I’m still digging up newly-encountered stuff which appeared 2015-2017.

Such as the £1.99 Kindle ebook of The Lurking Chronology: A Timeline of the Derleth Mythos (2015). Only 46 pages (Amazon says 44), but I can imagine that new Mythos writers will probably want this sitting alongside the old Chronology out of Time pamphlet (which laid out the interior chronology of the Lovecraft stories) and the latest edition of the 400+ page Cthulhu Mythos Encyclopedia which puts it all in a handy A-Z format.

The Lurking Chronology is so short that the 10% Kindle sample includes none of the actual Chronology, so I don’t know how telegraphed or fulsome the dated entries are. Given the apparently large size of the Derleth Mythos, I imagine it’s a fairly brisk canter through the dates. There’s only one brief review worth having, and even that only says it’s a “useful tool” in “40 pages of text”, with no details of the format of the entries.

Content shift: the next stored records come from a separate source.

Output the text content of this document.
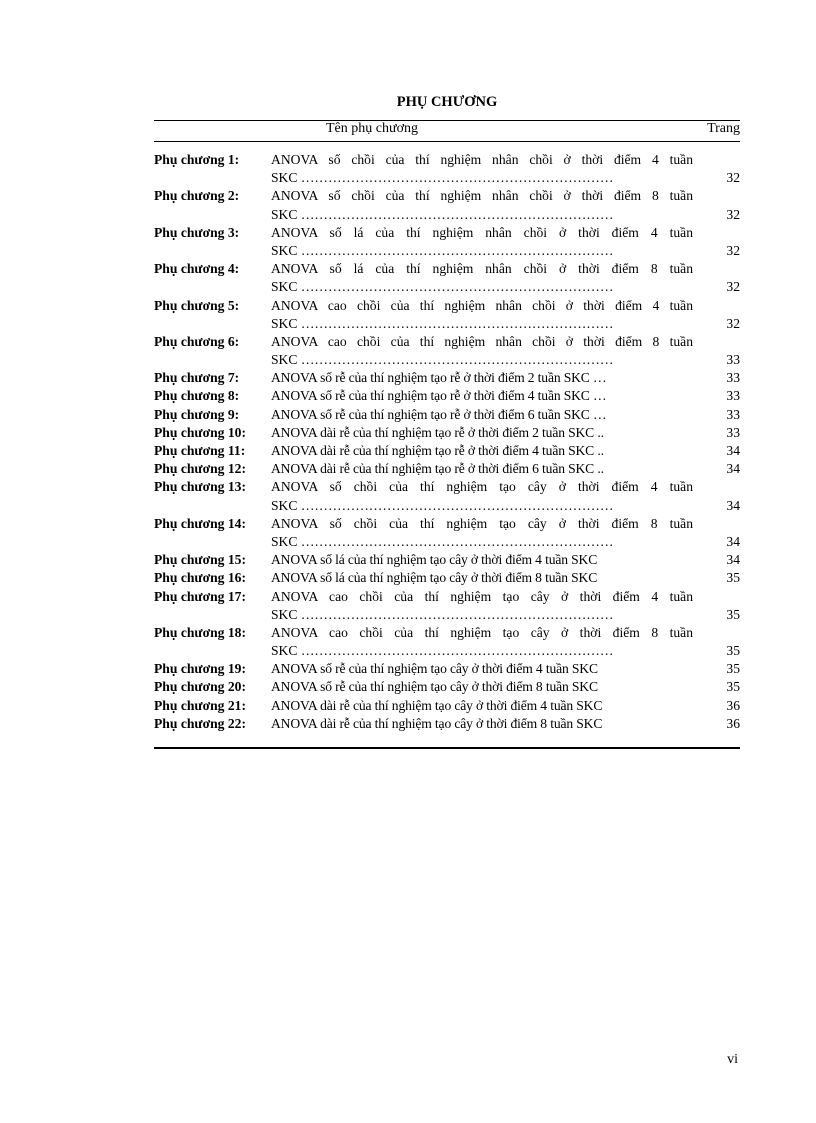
PHỤ CHƯƠNG
Tên phụ chương	Trang
Phụ chương 1: ANOVA số chồi của thí nghiệm nhân chồi ở thời điểm 4 tuần
SKC ……………………………………………………………	32
Phụ chương 2: ANOVA số chồi của thí nghiệm nhân chồi ở thời điểm 8 tuần
SKC ……………………………………………………………	32
Phụ chương 3: ANOVA số lá của thí nghiệm nhân chồi ở thời điểm 4 tuần
SKC ……………………………………………………………	32
Phụ chương 4: ANOVA số lá của thí nghiệm nhân chồi ở thời điểm 8 tuần
SKC ……………………………………………………………	32
Phụ chương 5: ANOVA cao chồi của thí nghiệm nhân chồi ở thời điểm 4 tuần
SKC ……………………………………………………………	32
Phụ chương 6: ANOVA cao chồi của thí nghiệm nhân chồi ở thời điểm 8 tuần
SKC ……………………………………………………………	33
Phụ chương 7: ANOVA số rễ của thí nghiệm tạo rễ ở thời điểm 2 tuần SKC …	33
Phụ chương 8: ANOVA số rễ của thí nghiệm tạo rễ ở thời điểm 4 tuần SKC …	33
Phụ chương 9: ANOVA số rễ của thí nghiệm tạo rễ ở thời điểm 6 tuần SKC …	33
Phụ chương 10: ANOVA dài rễ của thí nghiệm tạo rễ ở thời điểm 2 tuần SKC ..	33
Phụ chương 11: ANOVA dài rễ của thí nghiệm tạo rễ ở thời điểm 4 tuần SKC ..	34
Phụ chương 12: ANOVA dài rễ của thí nghiệm tạo rễ ở thời điểm 6 tuần SKC ..	34
Phụ chương 13: ANOVA số chồi của thí nghiệm tạo cây ở thời điểm 4 tuần
SKC ……………………………………………………………	34
Phụ chương 14: ANOVA số chồi của thí nghiệm tạo cây ở thời điểm 8 tuần
SKC ……………………………………………………………	34
Phụ chương 15: ANOVA số lá của thí nghiệm tạo cây ở thời điểm 4 tuần SKC	34
Phụ chương 16: ANOVA số lá của thí nghiệm tạo cây ở thời điểm 8 tuần SKC	35
Phụ chương 17: ANOVA cao chồi của thí nghiệm tạo cây ở thời điểm 4 tuần
SKC ……………………………………………………………	35
Phụ chương 18: ANOVA cao chồi của thí nghiệm tạo cây ở thời điểm 8 tuần
SKC ……………………………………………………………	35
Phụ chương 19: ANOVA số rễ của thí nghiệm tạo cây ở thời điểm 4 tuần SKC	35
Phụ chương 20: ANOVA số rễ của thí nghiệm tạo cây ở thời điểm 8 tuần SKC	35
Phụ chương 21: ANOVA dài rễ của thí nghiệm tạo cây ở thời điểm 4 tuần SKC	36
Phụ chương 22: ANOVA dài rễ của thí nghiệm tạo cây ở thời điểm 8 tuần SKC	36
vi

Anyway, finding this vague item spurred me to plug “Derleth” into Amazon, to see what’s out there in 2019. It appears that there’s still no ‘Best of the Derleth Mythos’ in audiobook, sadly. I prefer good audiobooks for fiction, these days. If there was such a thing, and ideally from a reader of Wayne June or Phil Dragash quality, then it might persuade me to consider spending some time revisiting the Derleth Mythos. I had read him way back when I first discovered Lovecraft, via some of the UK’s Panther 1970s paperback reprints of the ‘collaborations’, but I don’t really recall his tales now.

But my search for “Derleth” on Amazon did pop up a new affordable £3.86 Kindle ebook of the A Look Behind the Derleth Mythos: Origins of the Cthulhu Mythos (2015) which is stated by the Amazon page to be a “3rd edition”. I knew there were two editions, the hardback and then the revised paperback, and that much of the “academic apparatus” was said to have been jettisoned for the paperback.

Amazon’s 10% free sample, sent through to my Kindle, proved to be very substantial. It also gave me the element I most wanted, which is the opening section. This usefully collates evidence for Lovecraft’s attitudes to: i) his own use of small elements and hints gleaned from previous writers, ii) his comments on the unfixed nature of his own evolving backdrop of story-lore, iii) the tacit encouragement he gave to fellow writers to make occasional passing mention of his story-lore, and iv) Hugh B. Cave, who Lovecraft evidently felt had ‘overstepped the mark’. The chapter doesn’t also look to the poetry for evidence, as it might, in poems such as “On the Thing in The Woods”.

As a text the sample for A Look Behind the Derleth Mythos is extremely slick. But I’m not inclined to pick through the rest of its twists and turns re: Derleth. I’m really not that interested in post-1945 Mythos stories, as none I’ve tried make me think “I’m reading a lost Lovecraft story”. But I may well get the full book for review at some point in the future, and skim some of the sections which appear to painstakingly assess and categorise Derleth’s output. I’d focus instead on any biographical elements related to Lovecraft’s estate, such as the precise details of Derleth’s relations with and shunning of Barlow shortly after Lovecraft’s death — I assume the book examines that key historical pivot in detail.

The 10% free sample confirms the “3.0” or third edition, and that it’s “revised”, but the sample has no details of what’s been fixed or changed. Perhaps there’s a changelog at the back of the full book, but that’s just my guess.